C’est fini

À l’heure où sera publié (automatiquement) ce billet, je serai déjà dans l’avion qui me ramènera à Paris.

J’ai écrit l’article depuis la Humanities and Social Sciences Library où je passe mes derniers instants, à la va-vite. Il ne faut pas le prendre comme un bilan, mais juste comme l’annonce du départ (ou du retour selon le point de vue). Ce blog est donc appelé à continuer son activité au-delà de la fin (physique) de la 3A, au moins pour quelques semaines (le temps de publier mes derniers articles).

Quelques mois de consommation de jus de fruit, notamment du jus d’orange (peut-être à partir de décembre…)

Ce n’est pas pour me prémunir d’un quelconque attentat aérien à mon endroit que j’ai tardé à annoncer la date exacte du retour (quoi que, maintenant c’est un peu tard pour vous y prendre😀 ), mais parce que je ne réalise toujours pas que c’est fini. Même si j’en parle, même si j’ai plus ou moins bien mené les tâches administratives liées, même si j’essaie de fermer tant bien que mal mes bagages (en espérant très fort qu’ils ne pèsent pas plus de 23 kg).

Parce que depuis quelques jours je regarde le 19/20 de France 3 Paris Île-de-France pour me réacclimater (et déprimer comme un Français)

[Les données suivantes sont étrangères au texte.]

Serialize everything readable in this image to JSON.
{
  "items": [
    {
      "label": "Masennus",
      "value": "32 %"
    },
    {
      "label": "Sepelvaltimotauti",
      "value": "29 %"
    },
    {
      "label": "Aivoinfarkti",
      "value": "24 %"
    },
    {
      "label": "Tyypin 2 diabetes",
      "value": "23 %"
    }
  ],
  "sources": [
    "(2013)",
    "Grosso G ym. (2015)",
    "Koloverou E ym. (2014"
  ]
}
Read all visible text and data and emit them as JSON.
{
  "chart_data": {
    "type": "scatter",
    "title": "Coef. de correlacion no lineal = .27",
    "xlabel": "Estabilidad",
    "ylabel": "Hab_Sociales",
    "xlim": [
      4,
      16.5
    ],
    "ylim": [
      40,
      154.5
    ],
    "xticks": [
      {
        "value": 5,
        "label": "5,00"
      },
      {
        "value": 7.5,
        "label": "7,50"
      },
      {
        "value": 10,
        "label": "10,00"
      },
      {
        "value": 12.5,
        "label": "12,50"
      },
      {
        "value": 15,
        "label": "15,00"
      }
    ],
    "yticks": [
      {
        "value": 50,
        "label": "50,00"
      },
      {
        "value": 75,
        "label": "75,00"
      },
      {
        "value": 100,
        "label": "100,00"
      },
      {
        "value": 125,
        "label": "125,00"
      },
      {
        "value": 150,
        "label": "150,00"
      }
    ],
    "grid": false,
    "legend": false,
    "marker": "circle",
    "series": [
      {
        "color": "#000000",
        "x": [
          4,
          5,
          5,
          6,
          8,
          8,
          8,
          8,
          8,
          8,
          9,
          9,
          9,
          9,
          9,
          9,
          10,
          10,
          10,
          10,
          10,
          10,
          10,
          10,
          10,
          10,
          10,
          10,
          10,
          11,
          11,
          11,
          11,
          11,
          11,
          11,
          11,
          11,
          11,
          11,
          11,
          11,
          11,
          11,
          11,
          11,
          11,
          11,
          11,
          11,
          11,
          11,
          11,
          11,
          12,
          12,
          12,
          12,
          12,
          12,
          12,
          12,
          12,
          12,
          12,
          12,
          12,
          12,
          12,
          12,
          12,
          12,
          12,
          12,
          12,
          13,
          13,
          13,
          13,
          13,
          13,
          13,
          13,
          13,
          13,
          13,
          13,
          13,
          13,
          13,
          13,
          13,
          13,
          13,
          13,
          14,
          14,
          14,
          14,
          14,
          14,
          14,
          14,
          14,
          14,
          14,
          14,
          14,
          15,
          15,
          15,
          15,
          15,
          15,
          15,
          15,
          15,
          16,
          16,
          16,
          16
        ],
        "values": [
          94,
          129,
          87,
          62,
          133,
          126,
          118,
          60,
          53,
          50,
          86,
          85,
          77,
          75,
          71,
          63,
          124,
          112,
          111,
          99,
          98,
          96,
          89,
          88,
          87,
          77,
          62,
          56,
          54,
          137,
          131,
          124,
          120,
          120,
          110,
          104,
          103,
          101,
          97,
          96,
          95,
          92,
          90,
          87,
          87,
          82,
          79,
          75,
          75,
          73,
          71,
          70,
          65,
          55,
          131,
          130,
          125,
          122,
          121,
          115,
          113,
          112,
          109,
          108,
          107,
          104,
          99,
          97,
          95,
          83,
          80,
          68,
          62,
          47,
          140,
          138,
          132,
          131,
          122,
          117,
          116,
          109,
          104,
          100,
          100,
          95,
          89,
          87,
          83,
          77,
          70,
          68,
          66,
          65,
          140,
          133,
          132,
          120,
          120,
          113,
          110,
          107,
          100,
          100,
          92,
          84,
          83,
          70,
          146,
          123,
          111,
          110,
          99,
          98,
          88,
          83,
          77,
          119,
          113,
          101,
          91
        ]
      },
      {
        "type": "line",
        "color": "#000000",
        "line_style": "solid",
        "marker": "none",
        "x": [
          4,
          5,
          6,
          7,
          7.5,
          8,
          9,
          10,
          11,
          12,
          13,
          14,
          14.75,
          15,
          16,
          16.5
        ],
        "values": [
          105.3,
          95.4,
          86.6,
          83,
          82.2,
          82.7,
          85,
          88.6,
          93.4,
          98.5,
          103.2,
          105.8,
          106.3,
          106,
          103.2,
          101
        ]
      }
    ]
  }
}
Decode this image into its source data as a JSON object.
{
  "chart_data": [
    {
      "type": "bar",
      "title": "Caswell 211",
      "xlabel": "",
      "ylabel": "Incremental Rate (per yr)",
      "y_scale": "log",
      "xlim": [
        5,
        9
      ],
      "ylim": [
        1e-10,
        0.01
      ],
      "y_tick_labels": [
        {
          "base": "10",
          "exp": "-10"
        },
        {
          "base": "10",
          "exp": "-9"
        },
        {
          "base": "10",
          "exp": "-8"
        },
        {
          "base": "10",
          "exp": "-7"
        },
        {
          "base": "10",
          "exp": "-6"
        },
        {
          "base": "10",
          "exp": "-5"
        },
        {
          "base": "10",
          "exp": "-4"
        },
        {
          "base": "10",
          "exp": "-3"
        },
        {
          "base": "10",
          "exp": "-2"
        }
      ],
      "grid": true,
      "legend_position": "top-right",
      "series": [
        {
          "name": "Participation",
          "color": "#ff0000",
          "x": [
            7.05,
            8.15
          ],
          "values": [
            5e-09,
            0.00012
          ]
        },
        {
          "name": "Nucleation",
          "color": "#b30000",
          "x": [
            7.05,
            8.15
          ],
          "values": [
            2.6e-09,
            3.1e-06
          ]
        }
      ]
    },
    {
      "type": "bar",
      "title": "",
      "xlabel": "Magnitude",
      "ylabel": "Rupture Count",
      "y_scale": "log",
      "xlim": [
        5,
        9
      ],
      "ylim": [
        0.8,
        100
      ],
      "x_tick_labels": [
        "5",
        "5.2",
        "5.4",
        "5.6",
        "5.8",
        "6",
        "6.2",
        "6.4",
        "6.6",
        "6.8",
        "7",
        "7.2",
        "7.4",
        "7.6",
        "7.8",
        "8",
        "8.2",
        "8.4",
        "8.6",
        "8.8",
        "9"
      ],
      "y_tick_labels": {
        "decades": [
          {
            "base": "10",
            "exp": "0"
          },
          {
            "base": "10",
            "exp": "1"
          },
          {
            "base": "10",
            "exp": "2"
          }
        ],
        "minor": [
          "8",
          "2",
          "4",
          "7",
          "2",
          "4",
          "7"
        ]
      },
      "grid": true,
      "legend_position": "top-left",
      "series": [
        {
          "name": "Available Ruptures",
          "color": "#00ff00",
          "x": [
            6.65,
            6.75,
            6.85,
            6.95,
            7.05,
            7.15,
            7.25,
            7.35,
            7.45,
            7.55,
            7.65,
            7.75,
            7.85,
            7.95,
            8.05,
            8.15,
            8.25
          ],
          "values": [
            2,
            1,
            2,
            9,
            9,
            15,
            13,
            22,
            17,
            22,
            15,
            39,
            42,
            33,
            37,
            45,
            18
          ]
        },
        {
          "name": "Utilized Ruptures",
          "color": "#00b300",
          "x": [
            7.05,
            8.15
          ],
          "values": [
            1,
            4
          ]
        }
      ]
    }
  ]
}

Toutes proportions gardées, je me sens comme l’astronaute canadien Chris Hadfield quelques heures avant son départ de l’International Space Station (ou son retour sur Terre) – regardez impérativement sa version de Space Oddity, c’est un ordre ! À ceci près qu’il est allé bien plus loin que moi (370 km d’altitude, ça vaut bien quelques 6000 km le long du sol, non ?)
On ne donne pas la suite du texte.